There is an increasing likelihood several vaccines will be used by every country, almost continuously for the next decade.
Both the J&J and moderna vaccines can be stored at much warmer temperatures. Pfizer likely can as well but they haven’t done the testing to verify that yet.
I’m not saying that AZ’s stocks of vaccine are going to be thrown out by any measure.
Its too early to say, basically. Enough locked in sales that absent a huge problem in the field, all the six to ten leading vaccines are going to be used at high scale for years.
There's massive competition in fluvax. We don't all use a single source, never have. Since the days of penicillin there was a standard to measure against for efficacy and you can source it as you see fit.
Can a person (in poorer countries) get this first and then Moderna /Pfizer a year or so later? Will the second vaccine cause problems?
Even 60% is better than nothing. Add the percentage that already passed the virus and you get a decent % that no longer get sick or transmit. Not a bad thing, for now.
Giving people multiple vaccines using different vectors is common and tend to help in reaching immunity. Tests are currently under way for dual inoculation of the Oxford and Russian vaccines.
A multi-vaccines protocol is unlikely to include any of the RNA based one however. They are just too expensive and too difficult to store. But a combination of the more traditional is likely.
> The documents published in The Lancet confirm that the error lay with the Oxford researchers. A common emulsifier, polysorbate 80, used in vaccines to facilitate mixing, had interfered with the ultraviolet-light meter that measures the quantity of viral material, according to the documents. As a result, the vaccine’s viral concentration was overstated and Oxford ended up administering half doses of vaccine, believing they were full doses.
To recap, you need a way to know the vaccine concentration so that you can draw the correct amount from the vial when dosing patients. Oxford was using a technique called UV spectroscopy. Place a sample of liquid in a UV light beam with a source on one end and a detector on the other. The relationship between absorbance and concentration is linear. BUT: you have no idea what's absorbing the light - only that it's happening.
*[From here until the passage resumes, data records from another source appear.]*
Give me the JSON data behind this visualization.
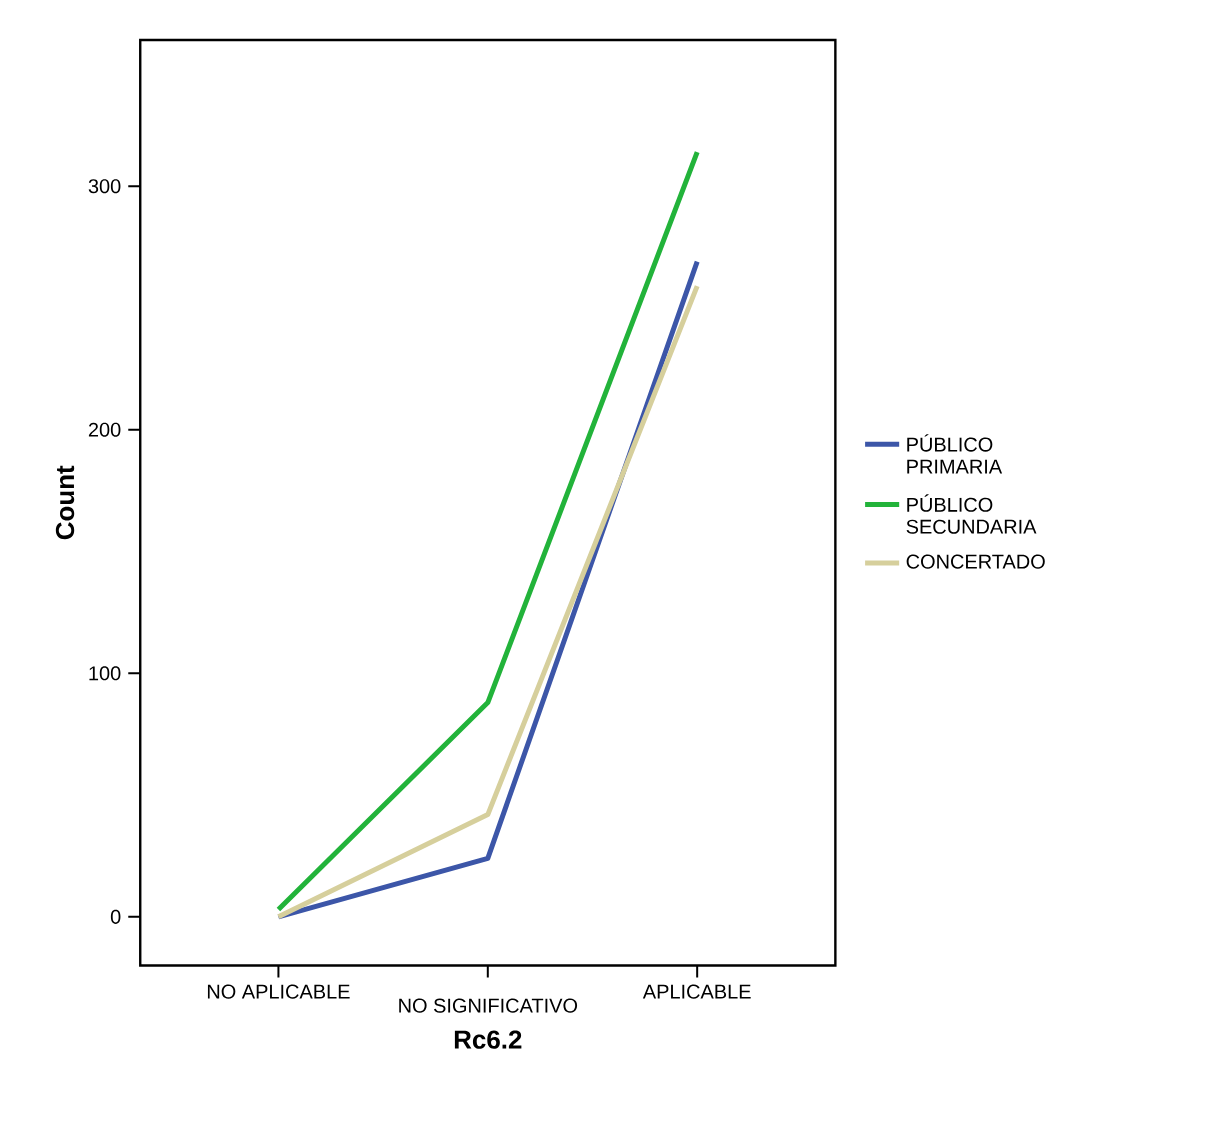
{
  "chart_data": {
    "type": "line",
    "xlabel": "Rc6.2",
    "ylabel": "Count",
    "categories": [
      "NO APLICABLE",
      "NO SIGNIFICATIVO",
      "APLICABLE"
    ],
    "series": [
      {
        "name": "PÚBLICO PRIMARIA",
        "color": "#3c56a8",
        "values": [
          0,
          24,
          269
        ]
      },
      {
        "name": "PÚBLICO SECUNDARIA",
        "color": "#22b33a",
        "values": [
          3,
          88,
          314
        ]
      },
      {
        "name": "CONCERTADO",
        "color": "#d6cf9c",
        "values": [
          0,
          42,
          259
        ]
      }
    ],
    "ylim": [
      -20,
      360
    ],
    "yticks": [
      0,
      100,
      200,
      300
    ],
    "grid": false,
    "legend": "right",
    "marker": "none",
    "line_style": "solid"
  }
}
If other materials that absorb at the same UV wavelengths are present, you'll think the concentration of what you're measuring was higher than it actually was.
According to the article, Polysorbate 80 (an "emulsifier" used to stabilize the vaccine) and the virus absorb at the same wavelength being used to quantitate the virus.
Someone, somewhere forgot to do take the absorbance of UV light by Polysorbate 80 into account. This led to overestimation of the concentration of virus present in the batch received from the manufacturer by 2x. This 2x too high concentration was then mistakenly used in the study to determine the volume of vaccine to administer to patients. The patents only got half of the dose they should have.
This is a fundamental error that no experienced chemist would ever make. If all of this is correct, I would immediately start thinking about other fundamental errors that may have occurred in the study.